Sim, vários. A classe artística sempre foi linha de frente dos movimentos. Outro dia, achei uma foto de 1968. Dá para ver a Cacilda Becker, Tônia Carrero, Maria Della Costa, Plínio Marcos, o(diretor teatral) Zé Celso (Martinez), Juca de Oliveira, o (dramaturgo) Jorge Andrade e eu, lá no meio. Teatro também é isso. A resistência sempre nos acompanhou.

Você sempre teve essa preocupação de estar bem acompanhado…
Não tenho nada contra os musicais, as comédias em pé, o teatro comercial. Lutamos para termos essa democracia. Um amplo leque. Mas, desde Santos, meu olhar estava voltado para Ademar Guerra, Celso Nunes, Walmor Chagas. Eu sempre falo que eles me escolheram, mas não foi bem assim. Na verdade, eu já os tinha escolhido. Sempre quis o melhor para mim.

Você vive o teatro há 50 anos. Mudou muito?
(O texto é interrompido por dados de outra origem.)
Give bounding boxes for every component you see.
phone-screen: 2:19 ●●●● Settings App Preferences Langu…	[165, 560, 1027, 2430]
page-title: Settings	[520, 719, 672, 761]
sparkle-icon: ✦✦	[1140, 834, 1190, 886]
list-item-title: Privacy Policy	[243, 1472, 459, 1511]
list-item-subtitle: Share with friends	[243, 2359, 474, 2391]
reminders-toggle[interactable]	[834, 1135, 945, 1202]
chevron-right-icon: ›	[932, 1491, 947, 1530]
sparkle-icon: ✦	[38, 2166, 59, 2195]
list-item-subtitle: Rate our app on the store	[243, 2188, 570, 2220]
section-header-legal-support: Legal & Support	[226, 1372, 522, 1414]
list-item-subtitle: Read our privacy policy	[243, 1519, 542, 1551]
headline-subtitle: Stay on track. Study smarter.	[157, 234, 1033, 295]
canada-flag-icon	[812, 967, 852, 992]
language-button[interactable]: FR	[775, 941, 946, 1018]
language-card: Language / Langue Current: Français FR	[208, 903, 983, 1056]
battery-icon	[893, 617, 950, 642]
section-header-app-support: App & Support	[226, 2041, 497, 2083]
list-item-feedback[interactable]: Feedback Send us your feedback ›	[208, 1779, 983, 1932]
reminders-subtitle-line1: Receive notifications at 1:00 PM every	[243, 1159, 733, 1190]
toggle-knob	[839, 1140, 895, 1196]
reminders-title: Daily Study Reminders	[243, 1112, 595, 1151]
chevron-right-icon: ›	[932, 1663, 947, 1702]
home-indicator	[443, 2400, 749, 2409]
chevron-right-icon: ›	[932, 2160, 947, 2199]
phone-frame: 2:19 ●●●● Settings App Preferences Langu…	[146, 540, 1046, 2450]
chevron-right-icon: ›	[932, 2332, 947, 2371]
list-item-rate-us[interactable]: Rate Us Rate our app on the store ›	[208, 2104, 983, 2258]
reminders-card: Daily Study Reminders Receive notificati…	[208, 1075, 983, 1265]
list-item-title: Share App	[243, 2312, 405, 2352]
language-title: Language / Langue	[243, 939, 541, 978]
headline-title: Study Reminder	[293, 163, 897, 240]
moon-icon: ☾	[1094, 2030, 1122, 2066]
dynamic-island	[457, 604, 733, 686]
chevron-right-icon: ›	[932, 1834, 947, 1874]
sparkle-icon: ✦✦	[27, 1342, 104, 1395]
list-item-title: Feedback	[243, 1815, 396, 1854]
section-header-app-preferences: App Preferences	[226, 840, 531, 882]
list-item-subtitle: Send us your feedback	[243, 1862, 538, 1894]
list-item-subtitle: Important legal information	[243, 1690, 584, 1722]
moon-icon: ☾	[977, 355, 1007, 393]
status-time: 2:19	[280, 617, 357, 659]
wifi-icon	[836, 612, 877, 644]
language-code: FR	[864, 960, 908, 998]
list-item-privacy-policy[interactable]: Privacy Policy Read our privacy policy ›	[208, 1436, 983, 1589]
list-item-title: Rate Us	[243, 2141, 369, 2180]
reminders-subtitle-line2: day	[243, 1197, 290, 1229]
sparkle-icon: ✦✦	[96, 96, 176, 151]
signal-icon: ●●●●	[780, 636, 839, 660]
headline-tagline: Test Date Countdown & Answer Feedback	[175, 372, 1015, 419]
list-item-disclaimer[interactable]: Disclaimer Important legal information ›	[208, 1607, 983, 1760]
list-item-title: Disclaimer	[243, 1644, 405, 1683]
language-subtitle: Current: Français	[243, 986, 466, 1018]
Não mudou, não. A gente cantava “90 milhões, pra frente Brasil!”. Agora, são 200 milhões. Talvez, seja essa a diferença. Tem muito mais gente. Há muita peça em cartaz. Se você quer ver Ibsen, Tchekhov, Strindberg, você encontra. Quanto à dificuldade, é tudo igual. Fui ler a autobiografia do (cineasta sueco Ingmar) Bergman. Parecia que era a história de um diretor brasileiro. A loucura, os obstáculos para conseguir verba. Uma luta! Woody Allen… Todos os grandes. O problema é a cultura, sempre em segundo plano. O reflexo de um país é a maneira que a cultura é tratada. Por isso, defendo o teatro no currículo das escolas.